An Illustration-Light My Fire

Can't wait to make this camp fire cake.

This is too good not to pass along. I found this illustration in a 1990 sermon by John Piper.
https://www.desiringgod.org/messages/you-shall-receive-power-till-jesus-comes

When we recognize how much God loves us a fire is lit inside us propelling us to go and tell!

An Illustration from Lloyd-Jones
"Let me use an illustration from Martin Lloyd-Jones in his book Joy Unspeakableto describe the difference between common Christian living and what happens when the Holy Spirit "clothes" a person with power or "comes upon" a person with this unusual power.
He says it is like a child walking along holding his father's hand. All is well. The child is happy. He feels secure. His father loves him. He believes that his father loves him but there is no unusual urge to talk about this or sing about it. It is true and it is pleasant.
Then suddenly the father startles the child by reaching down and sweeping him up into his arms and hugging him tightly and kissing him on the neck and whispering, "I love you so much!" And then holding the stunned child back so that he can look into his face and saying with all his heart, "I am so glad you are mine." Then hugging him once more with unspeakable warmth and affection. Then he puts the child down and they continue their walk.
This, Lloyd-Jones says, is what happens when a person is baptized with the Holy Spirit. A pleasant and happy walk with God is swept up into an unspeakable new level of joy and love and assurance and reality that leaves the Christian so utterly certain of the immediate reality of Jesus that he is overflowing in praise and more free and bold in witness than he ever imagined he could be.
The child is simply stunned. He doesn't know whether to cry or shout or fall down or run, he is so happy.

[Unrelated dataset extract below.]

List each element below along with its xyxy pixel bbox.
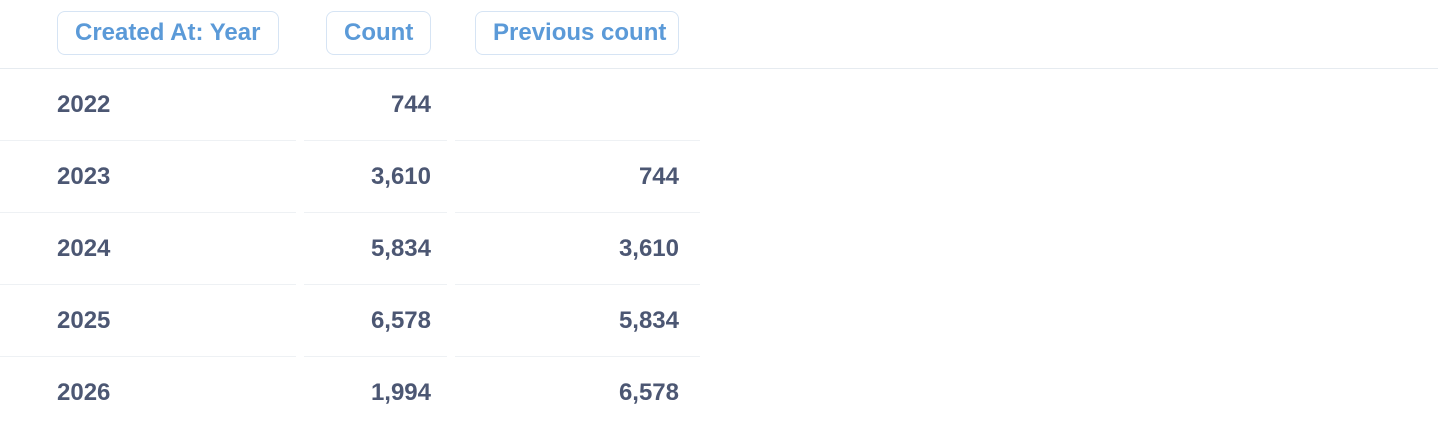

The fuses of love are so overloaded they almost blow out. The subconscious doubts—that he wasn't thinking about at the time, but that pop up every now and then—are gone! And in their place is utter and indestructible assurance, so that you know that you know that you know that God is real and that Jesus lives and that you are loved, and that to be saved is the greatest thing in the world. And as you walk on down the street you can scarcely contain yourself, and you want to cry out, "My father loves me! My father loves me! O, what a great father I have! What a father! What a father!"
What Happened at Pentecost
I think this is basically what happened at Pentecost. And has happened again and again in the life of the church. They were so filled with the fullness of God—they were overwhelmed with the length and breadth and height and depth of the love of Christ—that they began (as Acts 2:11 says) to speak "the greatnesses of God." Their mind was full of a fresh, new, breathtaking vision of God and their mouth overflowed with prophetic praise—sons and daughters, old and young, slave and free.
I believe that this kind of experience is what Jesus meant by the "witnessing" in Acts 1:8 that will be able to extend the gospel to the end of the earth. "You will receive this power . . . and you will be my witnesses." You will no longer be merely advocates who can prove like a good lawyer that Jesus rose from the dead. But under the influence of this power—this experience of the Spirit of the risen Christ—you will speak with the unwavering assurance of one who has tasted and knows the reality so immediately that all doubt is gone. You move from being an advocate of Christianity to being a witness of the living Christ. You move from simply deducing Christian truths from valid premises to proclaiming them boldly as experienced realities. This is the power and the witness that will take Christ to the end of the earth."

You know when you look at someone and you think..."I want some of that! Whatever she's eating or breathing in must be mighty good for the soul."  Must maybe it's Jesus!